Priceman, who will accept the awards on behalf of both honorees, will give two lectures, at 8:15 and 9:50 a.m. Thursday, March 28, in Max Palevsky Cinema. The lectures are open to the public.
The creation of the Sutherland Prizes recognizes the contributions of University alumna and Professor Emeritus Zena Sutherland, one of the nation's leading authorities on children's literature. The contest was supported with a grant from the Heineman Family Fund.
Donna Schatt, a librarian at the Laboratory Schools, worked with teachers Philip Matsikas and Karen Putman to establish the prizes, which are intended to increase student interest in books by boosting their appreciation of the creators of children's literature.
Students in third, fourth and fifth grades reviewed the seven nominated titles and discussed and compared the different illustrators and their styles.
The students also designed a statuette to be given to prize recipients. Much of the design work was done by sixth-grader Zsuzsanna Babai.
In voting on the nominations, the students awarded the prizes for Best Overall Picture Book and Best Text to Priceman for her book How to Make an Apple Pie and See the World (1994). Young was selected Best Illustrator for his work on Iblis (1994), a rich interpretation of the Garden of Eden story based in Islamic religious tradition.

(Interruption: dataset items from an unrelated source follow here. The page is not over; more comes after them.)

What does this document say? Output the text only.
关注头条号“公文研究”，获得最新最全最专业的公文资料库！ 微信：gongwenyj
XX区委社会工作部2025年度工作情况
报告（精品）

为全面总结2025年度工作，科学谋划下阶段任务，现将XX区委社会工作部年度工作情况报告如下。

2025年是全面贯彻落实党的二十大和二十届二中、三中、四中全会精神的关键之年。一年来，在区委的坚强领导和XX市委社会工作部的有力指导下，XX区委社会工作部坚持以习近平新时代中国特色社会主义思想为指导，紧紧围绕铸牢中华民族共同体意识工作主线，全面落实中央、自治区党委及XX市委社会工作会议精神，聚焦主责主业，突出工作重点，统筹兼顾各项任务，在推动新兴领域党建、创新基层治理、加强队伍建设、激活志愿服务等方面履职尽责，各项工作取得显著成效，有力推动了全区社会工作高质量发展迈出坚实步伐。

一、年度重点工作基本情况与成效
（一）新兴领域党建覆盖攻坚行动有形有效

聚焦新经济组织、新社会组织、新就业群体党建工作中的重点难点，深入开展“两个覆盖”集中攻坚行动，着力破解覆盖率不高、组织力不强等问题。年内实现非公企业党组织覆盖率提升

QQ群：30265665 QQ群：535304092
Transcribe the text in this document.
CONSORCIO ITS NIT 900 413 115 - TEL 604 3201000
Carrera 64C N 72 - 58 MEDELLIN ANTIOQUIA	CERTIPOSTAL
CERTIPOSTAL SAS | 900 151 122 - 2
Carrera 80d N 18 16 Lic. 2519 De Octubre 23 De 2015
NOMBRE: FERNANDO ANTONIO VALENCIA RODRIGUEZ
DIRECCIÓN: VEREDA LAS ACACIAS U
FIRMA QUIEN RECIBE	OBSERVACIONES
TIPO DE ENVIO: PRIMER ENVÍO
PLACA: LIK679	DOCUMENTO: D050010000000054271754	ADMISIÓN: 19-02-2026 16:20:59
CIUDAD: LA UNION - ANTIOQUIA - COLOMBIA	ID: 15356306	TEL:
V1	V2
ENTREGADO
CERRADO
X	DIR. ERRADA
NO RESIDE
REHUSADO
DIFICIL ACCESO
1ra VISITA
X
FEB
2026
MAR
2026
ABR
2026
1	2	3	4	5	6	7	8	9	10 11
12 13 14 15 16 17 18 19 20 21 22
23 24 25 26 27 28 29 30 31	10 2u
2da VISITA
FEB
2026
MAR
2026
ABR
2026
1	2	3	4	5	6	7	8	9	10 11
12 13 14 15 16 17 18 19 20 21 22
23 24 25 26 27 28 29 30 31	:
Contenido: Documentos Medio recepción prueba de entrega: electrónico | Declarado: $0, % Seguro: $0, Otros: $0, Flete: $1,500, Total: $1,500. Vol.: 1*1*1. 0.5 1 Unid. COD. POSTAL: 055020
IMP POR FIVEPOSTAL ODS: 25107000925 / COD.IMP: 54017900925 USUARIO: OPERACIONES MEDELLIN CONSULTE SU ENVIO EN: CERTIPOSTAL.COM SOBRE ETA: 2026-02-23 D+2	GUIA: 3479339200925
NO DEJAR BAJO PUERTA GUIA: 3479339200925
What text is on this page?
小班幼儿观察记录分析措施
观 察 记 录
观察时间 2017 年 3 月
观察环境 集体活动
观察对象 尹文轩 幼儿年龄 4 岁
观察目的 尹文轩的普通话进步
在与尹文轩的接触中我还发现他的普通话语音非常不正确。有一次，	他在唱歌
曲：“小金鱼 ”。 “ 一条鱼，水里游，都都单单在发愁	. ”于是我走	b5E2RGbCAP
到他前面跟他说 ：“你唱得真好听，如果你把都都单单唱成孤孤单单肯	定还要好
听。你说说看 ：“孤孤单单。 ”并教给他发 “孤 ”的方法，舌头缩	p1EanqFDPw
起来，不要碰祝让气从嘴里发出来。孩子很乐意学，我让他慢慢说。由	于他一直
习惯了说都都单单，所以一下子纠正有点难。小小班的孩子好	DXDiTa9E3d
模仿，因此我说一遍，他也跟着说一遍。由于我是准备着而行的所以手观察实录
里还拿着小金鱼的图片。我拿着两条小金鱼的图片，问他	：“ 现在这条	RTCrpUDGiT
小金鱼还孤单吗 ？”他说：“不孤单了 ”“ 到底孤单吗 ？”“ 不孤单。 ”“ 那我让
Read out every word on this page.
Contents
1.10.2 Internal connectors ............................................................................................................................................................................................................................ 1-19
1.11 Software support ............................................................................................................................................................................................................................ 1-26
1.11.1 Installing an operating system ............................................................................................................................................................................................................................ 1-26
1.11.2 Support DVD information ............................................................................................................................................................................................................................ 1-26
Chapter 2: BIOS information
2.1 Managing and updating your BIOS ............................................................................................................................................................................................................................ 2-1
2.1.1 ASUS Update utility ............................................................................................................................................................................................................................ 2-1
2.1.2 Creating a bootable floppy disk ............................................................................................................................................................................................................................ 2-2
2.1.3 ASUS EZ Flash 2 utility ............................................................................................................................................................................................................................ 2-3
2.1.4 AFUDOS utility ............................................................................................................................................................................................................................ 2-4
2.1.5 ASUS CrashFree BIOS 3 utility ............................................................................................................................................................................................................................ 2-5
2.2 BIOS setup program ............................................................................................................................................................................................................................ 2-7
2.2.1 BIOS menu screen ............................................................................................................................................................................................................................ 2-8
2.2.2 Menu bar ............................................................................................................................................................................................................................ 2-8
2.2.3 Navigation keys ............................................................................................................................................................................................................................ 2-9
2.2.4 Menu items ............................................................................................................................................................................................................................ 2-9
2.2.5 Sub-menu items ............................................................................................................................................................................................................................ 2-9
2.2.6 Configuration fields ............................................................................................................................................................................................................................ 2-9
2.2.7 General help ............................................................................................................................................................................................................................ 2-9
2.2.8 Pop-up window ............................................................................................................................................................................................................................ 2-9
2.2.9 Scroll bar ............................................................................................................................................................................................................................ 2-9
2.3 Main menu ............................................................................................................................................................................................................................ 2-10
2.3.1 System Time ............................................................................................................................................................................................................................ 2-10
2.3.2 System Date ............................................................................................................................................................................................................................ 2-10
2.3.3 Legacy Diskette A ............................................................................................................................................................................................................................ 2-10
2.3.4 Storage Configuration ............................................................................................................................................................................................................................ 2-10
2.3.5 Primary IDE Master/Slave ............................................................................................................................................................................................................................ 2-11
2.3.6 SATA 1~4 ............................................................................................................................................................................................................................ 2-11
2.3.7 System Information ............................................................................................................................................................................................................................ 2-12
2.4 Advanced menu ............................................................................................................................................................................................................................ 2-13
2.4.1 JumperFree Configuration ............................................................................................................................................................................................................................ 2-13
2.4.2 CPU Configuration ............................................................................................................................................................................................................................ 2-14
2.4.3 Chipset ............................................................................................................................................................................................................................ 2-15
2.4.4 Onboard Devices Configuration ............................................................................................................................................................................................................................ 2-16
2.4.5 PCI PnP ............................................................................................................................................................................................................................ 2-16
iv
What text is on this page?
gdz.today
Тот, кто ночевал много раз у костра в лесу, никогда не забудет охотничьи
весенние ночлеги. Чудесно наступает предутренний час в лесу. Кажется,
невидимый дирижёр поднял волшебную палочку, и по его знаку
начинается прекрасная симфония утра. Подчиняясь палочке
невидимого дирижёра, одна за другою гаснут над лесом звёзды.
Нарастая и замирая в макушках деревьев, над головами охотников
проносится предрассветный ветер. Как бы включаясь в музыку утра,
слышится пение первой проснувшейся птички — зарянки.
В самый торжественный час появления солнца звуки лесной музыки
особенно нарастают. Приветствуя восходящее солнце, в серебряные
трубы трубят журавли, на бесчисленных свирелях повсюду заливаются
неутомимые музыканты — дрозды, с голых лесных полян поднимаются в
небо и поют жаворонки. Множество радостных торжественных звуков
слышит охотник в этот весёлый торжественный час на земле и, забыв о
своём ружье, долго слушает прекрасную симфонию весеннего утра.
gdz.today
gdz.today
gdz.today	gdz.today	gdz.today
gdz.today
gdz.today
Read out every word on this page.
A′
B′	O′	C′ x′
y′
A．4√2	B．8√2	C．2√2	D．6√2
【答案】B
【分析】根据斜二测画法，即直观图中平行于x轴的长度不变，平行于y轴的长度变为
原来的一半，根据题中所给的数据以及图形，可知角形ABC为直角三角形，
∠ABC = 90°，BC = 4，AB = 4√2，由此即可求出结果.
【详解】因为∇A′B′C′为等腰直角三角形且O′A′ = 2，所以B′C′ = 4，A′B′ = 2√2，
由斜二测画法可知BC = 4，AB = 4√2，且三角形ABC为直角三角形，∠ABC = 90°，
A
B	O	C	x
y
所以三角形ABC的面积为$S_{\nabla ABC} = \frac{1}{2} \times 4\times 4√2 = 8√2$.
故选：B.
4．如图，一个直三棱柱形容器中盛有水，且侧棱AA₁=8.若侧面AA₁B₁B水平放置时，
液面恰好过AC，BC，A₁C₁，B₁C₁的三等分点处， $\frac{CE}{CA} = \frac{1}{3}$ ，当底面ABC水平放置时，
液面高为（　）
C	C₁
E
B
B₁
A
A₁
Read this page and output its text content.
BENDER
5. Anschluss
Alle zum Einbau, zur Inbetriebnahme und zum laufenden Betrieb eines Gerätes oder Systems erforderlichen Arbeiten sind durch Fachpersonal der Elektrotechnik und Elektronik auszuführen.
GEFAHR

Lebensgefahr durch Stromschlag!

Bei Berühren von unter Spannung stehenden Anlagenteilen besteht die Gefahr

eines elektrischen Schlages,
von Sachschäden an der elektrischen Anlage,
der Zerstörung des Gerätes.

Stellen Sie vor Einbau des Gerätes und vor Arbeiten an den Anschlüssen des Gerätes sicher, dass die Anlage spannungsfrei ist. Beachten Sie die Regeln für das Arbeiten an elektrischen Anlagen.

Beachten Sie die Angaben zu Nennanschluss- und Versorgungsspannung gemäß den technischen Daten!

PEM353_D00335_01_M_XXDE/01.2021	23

Students reviewing the books were exuberant in their praise. A student wrote of How to Make an Apple Pie and See the World, "This is a tongue-in-cheek way to gather the ingredients for an apple pie. The reader is whisked away with the main character around the world just to make an apple pie. What a concept!"
Another student wrote, "This is a terribly good book. Priceman really thought about the book. She has a clever way of writing. It can even help kids with their sense of agricultural locations. She even put a recipe for apple pie at the end of the book. Yum!"
Sutherland, who is Professor Emeritus in the University's former Graduate Library School, co-wrote the classic children's- literature text Children and Books, now in its eighth edition.
She received her A.B. in English in 1937 and her A.M. in library science in 1966, both from Chicago. She joined the University faculty in 1972 and was editor of the Bulletin of the Center for Children's Books from 1958 to 1986.